Executivos da OGX e da OSX (empresa do grupo encarregada de contratar construção e instalação das plataformas) negociaram com as duas companhias, mas os navios estavam alugados na data pretendida. O máximo que conseguiram foi o compromisso da Saipem de fazer o serviço em outubro de 2014.

O único documento que confirma a mudança do serviço para janeiro de 2014 é um e-mail enviado em 9 de maio pelo então presidente da Saipem no Brasil, Giuseppe Surace, a quatro executivos da OGX e também a um endereço de e-mail geral da WES --o representante da empresa de Hong Kong não se identifica.

No dia anterior, 8 de maio, a OGX já havia pago US$ 10 milhões à WES, valor garantido por contrato mesmo que o corretor não conseguisse o navio. Bastou o e-mail de Surace, da Saipem, para que a OGX pagasse o restante da comissão: US$ 10 milhões no dia 10 de maio e US$ 20 milhões no dia 23 de maio.

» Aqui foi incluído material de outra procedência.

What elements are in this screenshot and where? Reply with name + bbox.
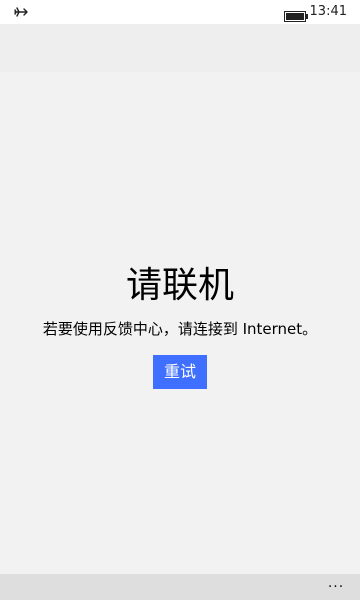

O dinheiro saiu da conta da OGX no JPMorgan Chase e foi creditado na conta da WES no Standard Chartered Bank.

CONTRATO DE RISCO

"O contrato com a WES era de risco. Gastamos US$ 40 milhões na expectativa de ganhar US$ 300 milhões antecipando a instalação da plataforma, o que infelizmente não foi possível", disse Carneiro à Folha.

Segundo ele, um atraso de nove meses no início da operação da plataforma significaria uma perda de US$ 300 milhões em receita.

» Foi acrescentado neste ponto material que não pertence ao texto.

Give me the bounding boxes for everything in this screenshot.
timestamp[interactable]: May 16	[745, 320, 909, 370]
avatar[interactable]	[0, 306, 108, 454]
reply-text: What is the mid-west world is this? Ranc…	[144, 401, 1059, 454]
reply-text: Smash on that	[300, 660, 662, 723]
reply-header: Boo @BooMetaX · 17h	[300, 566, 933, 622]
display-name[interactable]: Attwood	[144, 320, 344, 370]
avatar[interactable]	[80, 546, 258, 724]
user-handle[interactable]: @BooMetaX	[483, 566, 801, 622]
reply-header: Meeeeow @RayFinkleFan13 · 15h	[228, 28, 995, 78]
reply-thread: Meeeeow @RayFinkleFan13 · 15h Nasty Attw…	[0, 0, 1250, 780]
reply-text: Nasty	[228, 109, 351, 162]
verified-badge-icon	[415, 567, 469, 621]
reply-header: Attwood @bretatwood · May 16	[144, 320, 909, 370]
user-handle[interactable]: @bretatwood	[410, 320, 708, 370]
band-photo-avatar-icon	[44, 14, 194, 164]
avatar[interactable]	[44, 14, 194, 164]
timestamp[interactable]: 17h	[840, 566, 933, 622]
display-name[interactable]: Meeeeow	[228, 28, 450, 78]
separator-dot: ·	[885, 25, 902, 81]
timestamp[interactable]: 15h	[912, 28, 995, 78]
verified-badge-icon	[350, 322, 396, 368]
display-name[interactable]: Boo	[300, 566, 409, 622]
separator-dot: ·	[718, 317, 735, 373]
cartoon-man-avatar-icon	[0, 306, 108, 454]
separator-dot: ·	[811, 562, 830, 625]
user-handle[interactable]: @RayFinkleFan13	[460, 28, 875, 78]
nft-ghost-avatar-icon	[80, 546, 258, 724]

Executivos envolvidos no negócio dizem que antecipar a instalação da plataforma era vital para vender uma fatia de Tubarão Martelo para a Petronas. A estatal malasiana chegou a anunciar a compra de 40% do campo por US$ 850 milhões, mas o negócio não se concretizou.

O JOGADOR DE CARTAS

Com 35 anos de experiência no setor de petróleo, Carneiro nunca havia feito negócios com a WES nem a conhecia. Ele diz que entrou em contato com a empresa por meio de Gabriel Chagas, conhecido por ser campeão mundial de bridge, um jogo de cartas popular no exterior.

O ex-presidente da OGX afirma que conhecia Chagas "socialmente" e que o consultor soube do problema "num almoço". Chagas, por sua vez, diz que colocou a OGX em contato com o francês René Hagege.

Em entrevista por telefone, Hagege se apresentou como dono da WES. Ele diz que negociou com o cliente da Saipem que havia reservado o navio para janeiro de 2014, liberando a data para a OGX, mas não revela o nome da empresa. A Saipem nega o contato.

A empresa italiana diz que "a WES atuou como consultora da OGX", mas não explica oficialmente como foi possível antecipar a data da instalação da plataforma, informando que "é prática comum acomodar pedidos".

O "milagre" da WES nunca rendeu benefícios para a OGX. Um mês depois de a empresa de Hong Kong receber sua comissão, o grupo EBX parou de pagar à Techint, que construía a plataforma.

Segundo executivos envolvidos, um empréstimo do BNDES não foi liberado.

Nos meses seguintes, a OGX oficializou que suas reservas de petróleo eram muito menores que o divulgado, embora já tivesse estudos que indicassem isso um ano antes. As reservas de Tubarão Martelo foram reduzidas para cerca de um terço.

A plataforma --cuja instalação era tão urgente que justificava uma comissão de US$ 40 milhões a um corretor-- está inacabada no litoral do Paraná. Eike tenta vendê-la para pagar dívidas do grupo.